ABOUT INGRID

Ingrid Stobbe is a Visual Media Artist, Author, and Educator whose interests engage the incongruence between self-identity and perception while investigating the most effective manner to convey meaning in artistic dialogue. Finding expression in film, paint, or writing, these stories exist at the intersection of genres, asking engagement from viewers as the art preserves the unique properties of included media, commenting on form and its implications in storytelling.

Ingrid’s films have been awarded, screened, and exhibited nationally and internationally, in venues such as the Royal Scottish Academy of Art & Architecture, the Anthology Film Archives, and International Encounters Traverse. Her writing has been published widely, including Mantra Wellness Magazine, Psychology Tomorrow and The Glossary, while select paintings were chosen for “The Art Edit,” Condé Nast’s curated advertorial independent artist showcase in House & Garden, UK. Currently she is in post-production on the upcoming personal film Self – Portrait As Star, an examination of the effects of time and location on adult perceptions of self amidst disability, as well as the essay film Fluorite that explores feelings of singularity within a storm.

Recently, she completed photography on a poetic essay film And We Have Become The Present, investigating the tension of isolation in nonexistent time. The piece grounds itself in George Oppen’s 1965 poem “Leviathan” and is now in post-production. Conversations In Brooklyn, a 2025 experimental documentary, considers how we keep community through art in times of great crisis and begins its festival circuit at the Oklahoma City Museum of Art this spring.

Her book The Filmmaker’s Guide to Creatively Embracing Limitations is a democratic and multifaceted approach to realistic cinematic experiences. Co-authored with William Pace, the text was part of the Best of Literary Boston 2023 (Grubstreet), featured author events at Porter Square Books as well as The Coolidge Corner Theatre, and is available through multiple outlets (Routledge, Taylor & Francis Group, 2023). Her upcoming book, The Camera is You: Medium, Identity, and the Moving Image in Personal Filmmaking, details a specific approach to filmmaking that developed over time in response to exclusionary practices in cinema. It interrogates the complex record of the moving image by examining historical and contemporary instances in which genres, persons, and systems were pushed forward while others were held back (Bloomsbury Publishing Inc., 2027).
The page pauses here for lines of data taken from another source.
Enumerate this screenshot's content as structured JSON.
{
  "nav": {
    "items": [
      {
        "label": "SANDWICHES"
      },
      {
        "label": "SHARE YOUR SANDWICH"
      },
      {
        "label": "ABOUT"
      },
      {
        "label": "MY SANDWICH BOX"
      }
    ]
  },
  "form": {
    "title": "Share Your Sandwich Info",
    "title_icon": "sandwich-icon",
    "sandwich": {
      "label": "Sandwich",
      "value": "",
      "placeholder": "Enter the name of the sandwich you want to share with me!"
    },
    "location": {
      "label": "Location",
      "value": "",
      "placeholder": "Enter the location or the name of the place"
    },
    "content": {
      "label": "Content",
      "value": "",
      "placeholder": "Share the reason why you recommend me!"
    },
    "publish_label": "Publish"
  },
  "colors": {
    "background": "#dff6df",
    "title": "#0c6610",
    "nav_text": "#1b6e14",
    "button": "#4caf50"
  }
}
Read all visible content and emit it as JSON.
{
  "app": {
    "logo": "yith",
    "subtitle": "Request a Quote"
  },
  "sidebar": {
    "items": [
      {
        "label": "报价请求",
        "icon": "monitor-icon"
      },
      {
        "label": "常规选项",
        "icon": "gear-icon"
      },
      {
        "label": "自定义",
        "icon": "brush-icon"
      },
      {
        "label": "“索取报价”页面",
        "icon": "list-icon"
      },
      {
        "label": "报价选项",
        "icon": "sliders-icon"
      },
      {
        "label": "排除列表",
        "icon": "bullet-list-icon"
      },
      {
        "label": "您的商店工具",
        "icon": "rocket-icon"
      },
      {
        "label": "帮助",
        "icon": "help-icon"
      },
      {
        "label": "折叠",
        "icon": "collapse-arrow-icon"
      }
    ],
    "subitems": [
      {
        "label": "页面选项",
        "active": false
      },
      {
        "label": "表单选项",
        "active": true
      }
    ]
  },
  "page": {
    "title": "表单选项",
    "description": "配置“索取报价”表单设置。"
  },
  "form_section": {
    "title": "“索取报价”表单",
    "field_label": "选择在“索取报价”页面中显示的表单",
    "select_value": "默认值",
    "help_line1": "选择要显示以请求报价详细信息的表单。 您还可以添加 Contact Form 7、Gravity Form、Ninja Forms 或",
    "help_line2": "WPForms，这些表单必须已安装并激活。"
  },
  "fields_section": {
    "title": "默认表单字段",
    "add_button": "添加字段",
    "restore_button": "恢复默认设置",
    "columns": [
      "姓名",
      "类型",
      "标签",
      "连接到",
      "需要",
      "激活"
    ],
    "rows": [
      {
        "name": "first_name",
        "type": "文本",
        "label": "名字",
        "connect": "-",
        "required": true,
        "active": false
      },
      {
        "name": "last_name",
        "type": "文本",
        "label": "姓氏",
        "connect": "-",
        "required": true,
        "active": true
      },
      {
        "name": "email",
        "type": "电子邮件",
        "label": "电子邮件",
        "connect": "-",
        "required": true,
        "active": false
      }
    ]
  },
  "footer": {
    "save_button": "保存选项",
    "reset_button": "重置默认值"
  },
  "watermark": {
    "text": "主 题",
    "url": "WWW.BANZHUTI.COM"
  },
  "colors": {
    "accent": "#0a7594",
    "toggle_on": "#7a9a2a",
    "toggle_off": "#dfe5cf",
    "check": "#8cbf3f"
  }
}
Ingrid is an Associate Professor of Film at Lesley University’s College of Art + Design in Cambridge. She is an accomplished speaker and curatorial collaborator, working with such partners as the LEF Foundation and Coolidge Corner Theatre to create dynamic screening programs and cinematic dialogue series. An advisor to the board of Women in Film & Video New England, Ingrid also serves as an editorial board member of the Journal of Film & Video, and previously served on the Marketing Committee for the Metropolitan New York Chapter of the US National Committee for UN Women. She has comprehensive experience designing curricula for the visual arts, and her pedagogy has been internationally recognized – most recently including the 2021 Best-In-Track award at OLC Innovate, and the 2020 University Film and Video Association Award of Teaching Excellence. She additionally advises tenure track and full time academic applications, and regularly speaks at various institutions about media production’s evolving landscape, and its broader social impact.